Monsoon set to break
The last couple of months have seen a triple whammy of climate factors leading to widespread death and destruction right across the country.
The combined impacts from one of the strong positive Indian Ocean Dipole (IOD) events on record, a Sudden Stratospheric Warming (SSW) event and flow on strong negative Southern Annular Mode (SAM) events have resulted in 2019 being the hottest and driest year for Australia on record.
In short, the lack of moisture from the Indian Ocean and lift in the westerly storm track towards the country from the south has brought hot, dry weather - and devastating fire conditions.
One additional flow on effect of the strong positive IOD event was that it blocked the development of the monsoon trough across the north of the country, effectively holding it at bay until now. The onset of the monsoon usually occurs late October and into early November, bringing enhanced rainfall across northern Australia.

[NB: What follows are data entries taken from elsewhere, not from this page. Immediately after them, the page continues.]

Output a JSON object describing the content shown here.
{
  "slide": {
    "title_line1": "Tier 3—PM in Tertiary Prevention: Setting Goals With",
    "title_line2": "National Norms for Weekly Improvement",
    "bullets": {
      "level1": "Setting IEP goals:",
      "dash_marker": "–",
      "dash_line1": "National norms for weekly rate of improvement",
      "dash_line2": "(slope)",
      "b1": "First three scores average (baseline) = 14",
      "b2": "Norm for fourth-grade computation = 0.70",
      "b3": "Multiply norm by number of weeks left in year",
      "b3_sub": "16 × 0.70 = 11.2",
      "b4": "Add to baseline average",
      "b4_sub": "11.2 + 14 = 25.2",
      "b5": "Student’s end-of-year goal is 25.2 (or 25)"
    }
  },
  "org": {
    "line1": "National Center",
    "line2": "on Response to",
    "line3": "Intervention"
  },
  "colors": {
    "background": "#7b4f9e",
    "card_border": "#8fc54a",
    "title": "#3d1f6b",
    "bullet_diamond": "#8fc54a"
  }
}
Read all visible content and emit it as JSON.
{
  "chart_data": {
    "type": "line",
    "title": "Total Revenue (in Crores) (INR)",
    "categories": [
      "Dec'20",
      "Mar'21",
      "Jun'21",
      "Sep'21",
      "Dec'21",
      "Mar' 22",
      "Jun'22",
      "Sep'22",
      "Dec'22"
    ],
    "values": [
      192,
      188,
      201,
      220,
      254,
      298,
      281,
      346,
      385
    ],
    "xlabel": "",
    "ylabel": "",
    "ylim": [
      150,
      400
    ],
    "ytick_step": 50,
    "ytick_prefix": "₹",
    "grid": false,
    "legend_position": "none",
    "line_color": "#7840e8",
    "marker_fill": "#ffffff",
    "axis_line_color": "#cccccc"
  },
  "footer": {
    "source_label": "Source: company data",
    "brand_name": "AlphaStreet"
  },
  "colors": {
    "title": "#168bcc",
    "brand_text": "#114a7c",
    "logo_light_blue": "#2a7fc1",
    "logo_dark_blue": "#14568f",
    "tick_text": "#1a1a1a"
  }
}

To categorise, the onset of the monsoon is confirmed when rainfall totals across the north of Australia reach 50mm from the 1st of September. While some locations were only slightly late this year, the majority of the north of the country has seen the monsoon delayed significantly with higher than normal temperatures in Darwin due to the lack of cloud and moisture. However, it's now breaking. This is also the reason for the record breaking heat into the last weeks of December, with the interior of the country being mostly cloudless allowing massive amounts of heat to build up.
With the IOD event steadily weakening and breaking down since its peak in late October, we're finally set to see an increase in tropical activity and rainfall across northern Australia.
The Madden Julien Oscillation (MJO) gives an indication of where this wave of tropical activity sits around the world, and also its strength. The MJO is monitored and forecast out to two weeks by various weather agencies around the world, and can be visualised on the charts shown below.
While it looks quite complicated, it's actually fairly simple. The globe is set up into eight rough sections, and if you imagine looking at the diagram from the south pole, you can see Australia falls in the middle of section 4/5 (Maritime Continent), 7/6 covers the Pacific Ocean, 8 America, 1 Africa and then back to the Indian Ocean 2/3.
The MJO was located in the Western Pacific at the end of December, leading to the formation of Tropical Cyclone Sarai late last week, but has since weakened and moved east.
The MJO is forecast to continue east and strengthen in sector 4/5, our continent. This will influence the north-west of the country, bringing with it enhanced tropical cyclone potential and increased rainfall.
Looking at the long-range model forecasts and there's plenty of activity on the cards for the Timor and Arafura Seas with a couple of cyclones possibly forming over the coming fortnight. The swell prospects for Australia will be limited to the north-west facing coasts off Western Australia, but eastern Indonesia looks to receive a large, close-range swell but with strong westerly winds.
The tropical activity won't influence the East Coast until the MJO moves further east, and only if it maintains its strength. We'll keep an eye on the outlook for WA and the Eastern states in the Forecaster Notes over the coming weeks.